In India, the conservation planning approach has not yet been applied systematically for freshwater ecosystems. The focus on conservation of freshwater ecosystems itself is new globally as well. Freshwater conservation planning has gained traction fairly recently (2007 onwards) as opposed to terrestrial conservation planning (1980s onwards).
The Convention on Biological Diversity (CBD) included a target of 17 percent protection for inland waters only in 2010. In India, only the most recent draft of the National Water Policy (2012) barely mentions the importance of conserving these ecosystems. The new Ministry of Jal shakti (Ministry of Water Resources) now has a vision of ‘water conservation’, owing to the rising water emergency in the country, although the emphasis on conserving ecosystems is still missing. The Ganga basin is the only river basin in the country where some semblance of conservation is in the works.
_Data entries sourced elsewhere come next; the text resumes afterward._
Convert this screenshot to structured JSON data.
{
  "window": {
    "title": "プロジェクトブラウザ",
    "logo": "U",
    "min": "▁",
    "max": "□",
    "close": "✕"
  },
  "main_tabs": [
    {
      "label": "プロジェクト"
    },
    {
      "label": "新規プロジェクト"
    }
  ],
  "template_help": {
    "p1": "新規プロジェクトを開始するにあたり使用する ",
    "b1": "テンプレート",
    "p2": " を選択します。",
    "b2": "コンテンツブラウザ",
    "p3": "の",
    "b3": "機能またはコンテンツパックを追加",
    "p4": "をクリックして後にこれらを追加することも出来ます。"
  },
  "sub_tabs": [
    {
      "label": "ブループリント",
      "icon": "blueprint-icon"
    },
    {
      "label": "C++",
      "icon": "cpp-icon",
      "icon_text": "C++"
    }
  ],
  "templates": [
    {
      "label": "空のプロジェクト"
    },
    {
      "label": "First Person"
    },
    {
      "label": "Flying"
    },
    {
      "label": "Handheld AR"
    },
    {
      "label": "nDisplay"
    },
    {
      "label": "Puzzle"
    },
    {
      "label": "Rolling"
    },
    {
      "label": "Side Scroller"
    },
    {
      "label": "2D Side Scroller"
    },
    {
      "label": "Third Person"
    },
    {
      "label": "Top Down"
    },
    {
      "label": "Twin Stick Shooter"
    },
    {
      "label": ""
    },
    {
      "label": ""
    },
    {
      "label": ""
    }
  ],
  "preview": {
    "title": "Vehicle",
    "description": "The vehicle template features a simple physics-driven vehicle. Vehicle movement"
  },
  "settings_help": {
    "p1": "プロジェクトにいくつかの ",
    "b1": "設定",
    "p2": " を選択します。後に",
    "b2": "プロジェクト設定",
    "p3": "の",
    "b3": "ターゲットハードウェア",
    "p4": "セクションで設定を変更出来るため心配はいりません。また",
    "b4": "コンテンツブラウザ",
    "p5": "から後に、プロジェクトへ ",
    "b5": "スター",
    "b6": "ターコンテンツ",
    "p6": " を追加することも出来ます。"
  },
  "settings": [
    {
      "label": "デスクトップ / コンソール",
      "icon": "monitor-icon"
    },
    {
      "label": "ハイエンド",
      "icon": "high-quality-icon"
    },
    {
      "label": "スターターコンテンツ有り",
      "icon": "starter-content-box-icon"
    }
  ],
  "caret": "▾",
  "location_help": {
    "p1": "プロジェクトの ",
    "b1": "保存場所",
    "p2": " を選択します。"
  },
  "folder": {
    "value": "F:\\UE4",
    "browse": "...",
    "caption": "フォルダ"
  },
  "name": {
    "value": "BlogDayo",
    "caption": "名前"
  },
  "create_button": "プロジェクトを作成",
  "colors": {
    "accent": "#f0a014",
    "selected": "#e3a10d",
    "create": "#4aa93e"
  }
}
In light of the living planet report, going through a process of conservation planning for freshwater ecosystems in India and having a plan in place cannot be more opportune than now.
That is, when we can still save them to some extent. Here at TNC-India, we plan to begin this process informed by science where we strive to implore the conservation community in India to collectively and collaboratively formulate a conservation vision for our freshwaters and continue working towards freshwater conservation in a planned, systematic manner and at the same level as terrestrial conservation.
And hopefully, there will be a day, not very far from now, when the mention of conservation would conjure up images of a tiger bathing in a lake, a pristine river flowing through a forest, community-managed freshwater conservation reserves and maybe even researchers wearing waders over their khakhi attire, cool waterproof watches, and quechua boots.